🧂 Ingredients
- 4 boneless, skinless Chicken breasts(cut into bite-sized pieces)
- 2 tbsp Olive oil
- 1 medium Onion(finely chopped)
- 2 cloves Garlic(minced)
- 1 cup Champagne(dry)
- 0.5 cup Chicken broth
- 0.5 cup Heavy cream
- 1 tsp Dijon mustard
- Salt(to taste)
- Black pepper(freshly ground, to taste)
- 2 tbsp Fresh parsley(chopped, for garnish)
👨🍳 Instructions
- 1
Season chicken pieces with salt and pepper.
💡 Tip: Ensure even seasoning for best flavor. - 2
Heat olive oil in a large skillet over medium-high heat. Add chicken and cook until browned on all sides. Remove chicken from skillet and set aside.
- 3
Add chopped onion to the same skillet and sauté until softened, about 5 minutes. Add minced garlic and cook for another minute until fragrant.
- 4
Pour in the champagne and scrape up any browned bits from the bottom of the skillet. Let it simmer and reduce by half.
- 5
Stir in chicken broth, heavy cream, and Dijon mustard. Bring to a gentle simmer.
💡 Tip: Whisk well to combine the sauce ingredients. - 6
Return the chicken to the skillet. Reduce heat to low, cover, and simmer until chicken is cooked through and the sauce has thickened, about 10-15 minutes.
💡 Tip: Do not overcook the chicken to keep it tender. - 7
Taste and adjust seasoning with salt and pepper if needed. Garnish with fresh parsley before serving.
💡 Tip: Add a pinch of sugar if the sauce is too tart.
💡 Pro Tips
- ✓Use a good quality dry champagne for the best flavor.

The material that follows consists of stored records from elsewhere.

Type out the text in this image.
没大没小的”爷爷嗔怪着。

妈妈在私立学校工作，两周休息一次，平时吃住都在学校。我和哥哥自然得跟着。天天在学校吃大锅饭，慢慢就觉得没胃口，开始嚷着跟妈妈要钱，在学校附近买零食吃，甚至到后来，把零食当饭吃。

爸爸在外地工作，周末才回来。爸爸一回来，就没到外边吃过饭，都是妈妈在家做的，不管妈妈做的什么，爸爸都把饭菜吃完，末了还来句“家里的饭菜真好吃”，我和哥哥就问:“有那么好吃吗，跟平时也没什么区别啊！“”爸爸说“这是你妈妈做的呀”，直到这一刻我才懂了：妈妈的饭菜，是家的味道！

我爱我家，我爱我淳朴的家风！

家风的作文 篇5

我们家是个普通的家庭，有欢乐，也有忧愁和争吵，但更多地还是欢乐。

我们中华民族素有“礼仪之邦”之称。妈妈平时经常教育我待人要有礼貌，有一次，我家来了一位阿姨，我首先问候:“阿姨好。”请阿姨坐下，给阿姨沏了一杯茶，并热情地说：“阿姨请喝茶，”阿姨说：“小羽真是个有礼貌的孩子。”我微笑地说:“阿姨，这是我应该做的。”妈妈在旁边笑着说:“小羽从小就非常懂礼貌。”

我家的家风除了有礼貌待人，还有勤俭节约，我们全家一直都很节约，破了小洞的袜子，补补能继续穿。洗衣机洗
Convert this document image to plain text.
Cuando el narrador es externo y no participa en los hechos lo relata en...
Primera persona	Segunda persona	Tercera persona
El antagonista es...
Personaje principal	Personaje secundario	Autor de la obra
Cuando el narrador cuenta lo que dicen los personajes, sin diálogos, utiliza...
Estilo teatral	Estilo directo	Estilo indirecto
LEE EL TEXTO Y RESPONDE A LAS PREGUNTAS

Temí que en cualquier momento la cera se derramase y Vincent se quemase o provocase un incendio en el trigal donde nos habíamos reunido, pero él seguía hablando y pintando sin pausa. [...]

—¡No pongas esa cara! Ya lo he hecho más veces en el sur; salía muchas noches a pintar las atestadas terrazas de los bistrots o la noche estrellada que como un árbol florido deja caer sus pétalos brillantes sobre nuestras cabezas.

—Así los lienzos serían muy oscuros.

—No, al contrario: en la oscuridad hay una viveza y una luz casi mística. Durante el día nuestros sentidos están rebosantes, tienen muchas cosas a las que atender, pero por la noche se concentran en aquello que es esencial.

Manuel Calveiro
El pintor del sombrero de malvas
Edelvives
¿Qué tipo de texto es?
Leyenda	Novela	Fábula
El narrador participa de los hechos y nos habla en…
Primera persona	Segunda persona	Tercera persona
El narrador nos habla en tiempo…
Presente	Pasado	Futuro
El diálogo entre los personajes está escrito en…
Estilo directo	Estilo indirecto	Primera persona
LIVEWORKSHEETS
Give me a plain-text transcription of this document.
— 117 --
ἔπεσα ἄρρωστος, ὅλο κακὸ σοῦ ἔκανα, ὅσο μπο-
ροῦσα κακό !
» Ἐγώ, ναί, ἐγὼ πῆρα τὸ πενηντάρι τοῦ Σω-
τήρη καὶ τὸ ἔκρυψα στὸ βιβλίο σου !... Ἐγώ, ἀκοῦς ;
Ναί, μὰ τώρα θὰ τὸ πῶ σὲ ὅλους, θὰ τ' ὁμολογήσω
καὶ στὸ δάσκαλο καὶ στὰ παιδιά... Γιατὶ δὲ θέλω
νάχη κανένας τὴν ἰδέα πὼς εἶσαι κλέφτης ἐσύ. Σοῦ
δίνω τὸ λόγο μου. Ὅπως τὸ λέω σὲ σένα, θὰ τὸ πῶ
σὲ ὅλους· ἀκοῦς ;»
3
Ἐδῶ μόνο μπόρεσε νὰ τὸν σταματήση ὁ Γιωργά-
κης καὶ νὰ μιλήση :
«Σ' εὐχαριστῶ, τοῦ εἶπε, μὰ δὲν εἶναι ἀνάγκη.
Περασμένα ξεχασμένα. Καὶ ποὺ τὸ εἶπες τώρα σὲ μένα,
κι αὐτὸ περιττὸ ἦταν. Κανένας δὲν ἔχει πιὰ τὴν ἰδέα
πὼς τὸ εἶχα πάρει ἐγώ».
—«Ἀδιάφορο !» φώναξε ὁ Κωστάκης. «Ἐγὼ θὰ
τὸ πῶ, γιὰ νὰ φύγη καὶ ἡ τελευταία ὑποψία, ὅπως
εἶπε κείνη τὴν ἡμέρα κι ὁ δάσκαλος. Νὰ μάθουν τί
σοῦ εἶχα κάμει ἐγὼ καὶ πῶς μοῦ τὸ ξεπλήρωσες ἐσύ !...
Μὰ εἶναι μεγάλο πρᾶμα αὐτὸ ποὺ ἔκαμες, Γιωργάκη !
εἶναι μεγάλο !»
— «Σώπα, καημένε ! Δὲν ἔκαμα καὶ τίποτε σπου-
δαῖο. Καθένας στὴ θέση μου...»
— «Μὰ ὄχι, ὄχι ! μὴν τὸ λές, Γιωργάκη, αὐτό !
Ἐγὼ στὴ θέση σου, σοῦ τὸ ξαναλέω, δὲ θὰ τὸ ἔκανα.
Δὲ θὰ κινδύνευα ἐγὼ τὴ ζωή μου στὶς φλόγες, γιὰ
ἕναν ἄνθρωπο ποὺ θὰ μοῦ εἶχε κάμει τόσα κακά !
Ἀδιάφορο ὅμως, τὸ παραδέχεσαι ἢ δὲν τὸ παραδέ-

- ✓If you don't have champagne, a dry white wine can be substituted, but the flavor will be different.
- ✓For a richer sauce, you can add a tablespoon of butter at the end.
🔄 Variations
- Add sliced mushrooms along with the onions for a mushroom champagne chicken.
- Serve over pasta, rice, or mashed potatoes.